Получается, таким образом, что инструментарий историка древней Японии существенно расширился: помимо традиционных дисциплин (текстологии и бурно прогрессирующей археологии) достаточно активно привлекаются методы культурной антропологии, лингвистики, этнографии, исторической демографии и т. д. — в их сравнительно-исторической ипостаси. За счет этого в последние годы произошло существенное преодоление той определенной «провинциальности» японистики, которой та характеризовалась в течение длительного времени, что было вызвано прочной зависимостью от многовековой исторической традиции изучения истории Японии «изнутри» самими японскими мыслителями, историками и филологами.

Для целей нашего исследования среди открытий последнего времени в особенности важны те, которые напрямую связаны с письменной культурой. Может быть, наиболее информативными находками следует признать массовое обнаружение памятников эпиграфики, т. е. класса текстов, ранее практически отсутствовавшем в научном обороте, что всегда вызывало сильное удивление специалистов, подпитывая постоянно возникавшие вопросы относительно происхождения, степени аутентичности и реального функционирования в обществе первых нарративных памятников письменности — «Кодзики» и «Нихон сёки», ибо казалось, что степень распространения письменной культуры вплоть до VIII в. близится к нулю.

Одной из наиболее значимых находок в этой области стало обнаружение «меча из Инарияма». Этот меч, изготовленный в южном Китае, с надписью из 115 иероглифов был найден в 1978 г. при Раскопках кургана Сакитама-Инарияма неподалеку от Токио. Надпись, датируемая рубежом V–VI вв., вначале перечисляет восемь колен предков по мужской линии некоего Вовакэ-но Сукунэ. Затем говорится следующее: «Из поколения в поколение до сегодняшнего дня [мои предки] служили в качестве главы [корпорации] меченосцев.

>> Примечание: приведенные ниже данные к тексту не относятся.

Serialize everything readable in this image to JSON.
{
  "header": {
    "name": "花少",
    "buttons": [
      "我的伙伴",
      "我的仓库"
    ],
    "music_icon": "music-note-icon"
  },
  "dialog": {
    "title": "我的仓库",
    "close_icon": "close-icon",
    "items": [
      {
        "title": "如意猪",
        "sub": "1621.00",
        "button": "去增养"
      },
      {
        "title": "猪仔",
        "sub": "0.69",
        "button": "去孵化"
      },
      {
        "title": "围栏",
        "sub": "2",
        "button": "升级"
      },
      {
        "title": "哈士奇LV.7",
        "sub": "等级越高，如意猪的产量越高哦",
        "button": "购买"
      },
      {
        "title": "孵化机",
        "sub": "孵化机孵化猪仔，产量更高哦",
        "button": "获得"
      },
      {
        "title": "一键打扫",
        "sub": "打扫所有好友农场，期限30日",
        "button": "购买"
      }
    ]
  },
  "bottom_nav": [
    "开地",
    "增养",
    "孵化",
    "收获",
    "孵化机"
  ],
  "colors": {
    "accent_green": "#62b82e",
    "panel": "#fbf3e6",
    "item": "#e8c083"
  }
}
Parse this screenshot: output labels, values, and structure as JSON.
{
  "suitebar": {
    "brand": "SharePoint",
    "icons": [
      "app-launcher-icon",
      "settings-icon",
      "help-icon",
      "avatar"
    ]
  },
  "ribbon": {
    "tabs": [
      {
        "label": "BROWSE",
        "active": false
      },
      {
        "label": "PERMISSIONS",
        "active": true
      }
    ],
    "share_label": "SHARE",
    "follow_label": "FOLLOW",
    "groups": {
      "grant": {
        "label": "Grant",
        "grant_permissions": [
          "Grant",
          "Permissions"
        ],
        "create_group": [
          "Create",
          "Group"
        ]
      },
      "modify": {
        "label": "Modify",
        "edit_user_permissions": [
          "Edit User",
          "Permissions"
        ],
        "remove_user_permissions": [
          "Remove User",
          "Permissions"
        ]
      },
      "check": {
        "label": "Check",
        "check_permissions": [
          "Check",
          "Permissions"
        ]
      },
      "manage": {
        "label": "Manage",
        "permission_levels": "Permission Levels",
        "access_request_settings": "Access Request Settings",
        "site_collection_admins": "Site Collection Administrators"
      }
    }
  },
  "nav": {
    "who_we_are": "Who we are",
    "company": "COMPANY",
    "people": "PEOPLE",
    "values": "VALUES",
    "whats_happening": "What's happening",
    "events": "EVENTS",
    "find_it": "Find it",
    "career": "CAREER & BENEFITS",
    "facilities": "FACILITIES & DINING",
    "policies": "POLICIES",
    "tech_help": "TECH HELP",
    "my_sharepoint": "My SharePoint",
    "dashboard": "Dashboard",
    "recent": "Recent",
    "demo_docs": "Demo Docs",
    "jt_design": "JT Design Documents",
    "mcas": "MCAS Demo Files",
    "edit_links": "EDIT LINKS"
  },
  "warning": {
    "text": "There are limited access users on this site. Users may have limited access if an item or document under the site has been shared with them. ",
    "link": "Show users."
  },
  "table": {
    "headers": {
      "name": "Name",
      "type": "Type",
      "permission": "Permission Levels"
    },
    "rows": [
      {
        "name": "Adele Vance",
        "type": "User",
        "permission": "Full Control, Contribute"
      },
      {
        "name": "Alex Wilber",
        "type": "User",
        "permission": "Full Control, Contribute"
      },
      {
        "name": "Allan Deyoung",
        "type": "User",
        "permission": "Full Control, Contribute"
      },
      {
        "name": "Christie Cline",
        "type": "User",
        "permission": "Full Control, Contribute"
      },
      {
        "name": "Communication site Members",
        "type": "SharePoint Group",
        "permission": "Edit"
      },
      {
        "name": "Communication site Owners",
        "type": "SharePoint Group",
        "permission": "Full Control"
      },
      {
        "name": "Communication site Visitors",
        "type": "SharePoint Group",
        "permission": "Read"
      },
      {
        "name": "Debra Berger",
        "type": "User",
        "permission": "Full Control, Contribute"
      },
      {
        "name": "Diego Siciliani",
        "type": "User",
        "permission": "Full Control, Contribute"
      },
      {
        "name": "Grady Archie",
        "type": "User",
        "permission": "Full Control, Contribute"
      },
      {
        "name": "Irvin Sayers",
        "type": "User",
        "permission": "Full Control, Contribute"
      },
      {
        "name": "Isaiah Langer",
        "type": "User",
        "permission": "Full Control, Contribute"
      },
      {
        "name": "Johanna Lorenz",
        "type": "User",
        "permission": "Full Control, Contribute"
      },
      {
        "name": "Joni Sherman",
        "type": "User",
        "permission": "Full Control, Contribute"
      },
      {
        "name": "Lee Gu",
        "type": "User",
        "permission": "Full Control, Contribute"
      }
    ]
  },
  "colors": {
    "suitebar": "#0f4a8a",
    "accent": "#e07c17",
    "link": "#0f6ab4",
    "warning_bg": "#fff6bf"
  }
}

Когда великий государь Вакатакэ [видимо, речь идет о Ю:ряку. — А.М.] пребывал во дворце Сики, я помогал ему управлять Поднебесной и повелел изготовить этот острый стократно закаленный меч и записать истоки моей службы»[47]. Как видно из этой надписи (в грамматике китайского языка которой обнаруживается немало кореизмов), мы имеем дело с государственным образованием, обладающим уже достаточно развитой и продолжительной традицией, временной аспект существования которого описывается в терминах преемственности полномочий, передаваемых от отца к сыну.

Тем не менее, и меч из Инарияма, и известные ранее другие надписи на мечах, и надписи на буддийских статуях и в буддийских храмах, на погребальных стелах не имеют действительно массового характера и могут определяться лишь как «точечное» проникновение письменной культуры, связанное, в основном, с инфильтрацией переселенцев с материка.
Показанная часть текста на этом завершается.